Same goes for many Australian towns and cities. It seems we had an obsession with building them on flood plains despite having vast areas with no such risk.

For the record, my own house shouldn't flood in an extreme worst case event but about 150m away there's several places that'll go under for sure, possibly to the point of total destruction in practice. Now the thing is, those places at risk are in most cases somewhat newer than mine. I don't intend that comment as a boast, just as evidence that we're still doing silly things that will end in tears and that's not because of climate change or even climate itself, it's because humans do silly things - there's a reason that land wasn't developed in the 1960's when the rest was. Then someone came up with "infill housing" and off we go, the seeds of disaster have been sown. :2twocents
 
A few very pertinent stories in the ABC around moving decisively to a renewable energy future. Many of the issues have already been raised and examined on ASF. Major points -

1) National and economic security. No one can control the sun or the wind and stand on your throat

2) Need to ensure stability of supply. Ton of work required for distribution and storage as well as generation. How do we "guarantee" the lights won't go out ? What price do we pay for this guarantee ?

3) Current risks of global energy crunch. Russia is intent on squeezing the West as hard as possible energy wise.

 
Having a go at people mentioning climate change is not doing you any favours. You're more worried about mitigating a flood after it rains; some are more worried about calming the climate to reduce the amount of extreme rainfall events. It's a bigger picture than the one you're focusing on.
I'll argue for both.

There are dams that have actually been built which on any sensible assessment should not have been built. They came at a huge ecological cost for limited benefits.

There are other dams that have not been built where the case to build them is extremely strong. The pose no known threat to any species, are not subject to siltation or organic matter entering, and from an electrical perspective offer a direct, large scale alternative to the use of fossil fuels to firm VRE.

Regarding flooding well it's similar.

There's land which should never have been built on but, once built on, a dam and other hard engineering approaches can mitigate the flood risk in that area. Problem is humans being what they are, they tend to then go and keep building things and a point comes where no practical dam or other infrastructure is a solution.

That said, it works to a point and can certainly be modelled:
 
Makes a lot of sense

BCA’s Jennifer Westacott: move to clean energy ‘biggest skills transfer in history’

In the final panel of Sydney’s international Energy Forum, Jennifer Westacott AO of the Business Council of Australia says building a workforce for development and deployment of clean technology is going to be the “biggest skill transfer in the history of the world”.

This transition is about new jobs, more jobs, adaptation of existing jobs.

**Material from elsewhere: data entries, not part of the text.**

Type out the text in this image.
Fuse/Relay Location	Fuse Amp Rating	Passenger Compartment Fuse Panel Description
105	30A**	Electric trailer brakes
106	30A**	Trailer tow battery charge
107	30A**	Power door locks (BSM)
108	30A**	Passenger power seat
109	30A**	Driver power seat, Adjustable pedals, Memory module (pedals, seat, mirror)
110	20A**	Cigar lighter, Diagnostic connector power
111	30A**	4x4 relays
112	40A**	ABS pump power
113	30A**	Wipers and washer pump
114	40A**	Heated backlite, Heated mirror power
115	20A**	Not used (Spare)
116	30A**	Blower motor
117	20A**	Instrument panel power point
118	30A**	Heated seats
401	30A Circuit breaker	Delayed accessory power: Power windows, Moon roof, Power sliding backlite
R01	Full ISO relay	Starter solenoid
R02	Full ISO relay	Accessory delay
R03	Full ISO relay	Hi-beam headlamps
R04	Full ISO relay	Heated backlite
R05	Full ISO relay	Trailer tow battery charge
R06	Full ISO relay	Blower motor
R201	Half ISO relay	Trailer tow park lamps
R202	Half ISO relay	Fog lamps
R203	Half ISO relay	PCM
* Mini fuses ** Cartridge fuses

We have to be unambiguously optimistic. The emphasis is ... not job destruction.
Westacott urges a “mindset change”.
We get bogged down by qualifications ... [but] what is a job? What is a skill? People have attributes, skills, capabilities that can be re-equipped ... We need to think about energy workers, not fossil fuel workers.
An estimated 30 million jobs are expected to be created in the energy transition, Westacott explains. “These jobs will be right across the supply chain,” and the focus is on “reprioritisation” and “overlapping skills”.

On Australia’s tertiary education system addressing skills shortages and reprioritisation, Westacott says:
We need to blow this system up. We’ve got to think about life long skills ... We’ve got to blend in vocation skills ... We need to change accreditation ... We have to start now. It takes five years to get an engineer trained. We don’t have five years. We need to remove friction. Because this is the biggest skill transfer in the history of the world.